Referendum issue a political one, say UK judges
British eurosceptic millionaire Stuart Wheeler clearly failed to establish that the British government promised a referendum on the EU’s Lisbon Treaty, two senior High Court judges ruled today.
Even if he had, the question of a referendum belonged “in the realm of politics, not of the courts”, they said.
It would now be “inappropriate as well as futile” to require the prime minister and the foreign secretary to raise the issue with parliament again.
Lord Justice Richards and Mr Justice Mackay’s strong comments appear in their joint written judgment handed down today in which they reject the spreadbetting tycoon’s legal bid to force the government to order a vote.
They said that to order government ministers to introduce a bill for a referendum into parliament in their capacity as MPs “would plainly trespass impermissibly on the province of parliament”.
They said Mr Wheeler’s reformulated application was seeking to require ministers to introduce into parliament a bill, or an order, providing for a referendum.
Mr Wheeler claimed that a legitimate expectation of a vote arose because one had been promised by former premier Tony Blair in relation to the failed EU Constitution.
Mr Wheeler’s lawyers argued there were no “material differences” between the Constitutional Treaty – rejected by voters in France and the Netherlands in 2005 - and the Lisbon Treaty which replaced it.
The judges said closer analysis of the case revealed that it faced “insurmountable obstacles”. No promise of a referendum could be implied, and Mr Wheeler’s case “falls at the first hurdle”.
The Lisbon Treaty was “a distinct treaty”, agreed more than three years later than the Constitutional Treaty.
It stemmed from a separate mandate and set of intergovernmental negotiations.
The decision to hold a referendum involved “a sensitive political judgment” that depended on “wider prevailing circumstances”.
The factual history showed that, once doubts were cast on the Constitutional Treaty by the French and Dutch referendums, “the government declined to give any advance commitment in relation to whatever alternative might emerge”.
The judges also said: “There are undoubted differences between the two treaties.”
The Lisbon, unlike the Constitutional, did not purport to lay down a constitution for Europe.
It did not repeal existing treaties and replace them by a single text, but amended them.
It left in place the European Union’s existing institutions – save that the European Community was subsumed into the EU – rather than replacing them with a new legal entity.
Professor Steve Peers, of the University of Essex, identified 35 differences of substance between the two treaties, although they had been the subject of debate between Lord Blackwell and Baroness Ashton, Leader of the House of Lords.

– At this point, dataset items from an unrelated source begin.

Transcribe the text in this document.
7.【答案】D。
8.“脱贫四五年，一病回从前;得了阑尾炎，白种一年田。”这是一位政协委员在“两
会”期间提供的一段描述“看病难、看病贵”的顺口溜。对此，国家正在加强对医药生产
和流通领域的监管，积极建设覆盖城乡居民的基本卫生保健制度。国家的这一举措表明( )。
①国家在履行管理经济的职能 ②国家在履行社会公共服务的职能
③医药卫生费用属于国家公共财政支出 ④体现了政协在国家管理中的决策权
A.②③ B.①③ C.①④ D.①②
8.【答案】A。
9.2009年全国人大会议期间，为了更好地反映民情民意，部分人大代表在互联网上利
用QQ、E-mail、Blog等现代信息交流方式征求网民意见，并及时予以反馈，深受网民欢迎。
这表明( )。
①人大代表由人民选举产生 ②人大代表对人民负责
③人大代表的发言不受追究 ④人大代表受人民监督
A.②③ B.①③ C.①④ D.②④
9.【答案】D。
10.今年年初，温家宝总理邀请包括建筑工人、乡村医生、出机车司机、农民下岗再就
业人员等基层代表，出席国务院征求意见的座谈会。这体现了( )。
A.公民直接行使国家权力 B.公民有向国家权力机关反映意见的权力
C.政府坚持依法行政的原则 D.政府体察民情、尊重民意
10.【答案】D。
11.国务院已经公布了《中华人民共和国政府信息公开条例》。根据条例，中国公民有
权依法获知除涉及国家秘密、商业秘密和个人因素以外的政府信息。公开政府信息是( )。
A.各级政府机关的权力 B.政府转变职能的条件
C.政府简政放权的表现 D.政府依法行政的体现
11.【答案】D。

The court had considered five specific examples that could not obviously be dismissed as immaterial.
They included the UK opt-out in the area of freedom, security and justice; additional powers for national parliaments to delay or resist EC legislation; and changes with regard to the application of the Charter of Fundamental Rights to the UK.
They also included an amendment to the Treaty on European Union providing that the EU respects the essential state functions of member states, including ensuring territorial integrity, maintaining law and order and safeguarding national security; and an amendment by the Lisbon Treaty limiting the scope for EU measures in the field of foreign and security policy.
The judges said they had expressed their views cautiously because whether the differences were significant depended primarily “on a political rather than a legal judgment”.
However, they were far from persuaded that the government’s assessment that the differences did not warrant a referendum was “an unreasonable one”.
The decision on the holding of a referendum “lay with parliament, and it was for parliament to decide whether the government should be held to any promise previously made”.
The judges said: “In our view, a promise to hold a referendum lies so deep in the macro-political field that the court should not enter the relevant area at all.”
If the government made promises affecting the public at large, the consequences of going back on them would be a matter for parliament, “and, when the next opportunity arose, for the electorate to determine”.
To order government ministers to introduce a bill into parliament in their capacity as MPs “would plainly trespass impermissibly on the province of parliament”.
The fact that the claim would involve an interference by the court with the proceedings of parliament was a further decisive reason why Mr Wheeler’s claim must fail.
Parliament has now passed the European Union (Amendment) Act 2008 and expressly rejected amendments that would have provided for a referendum.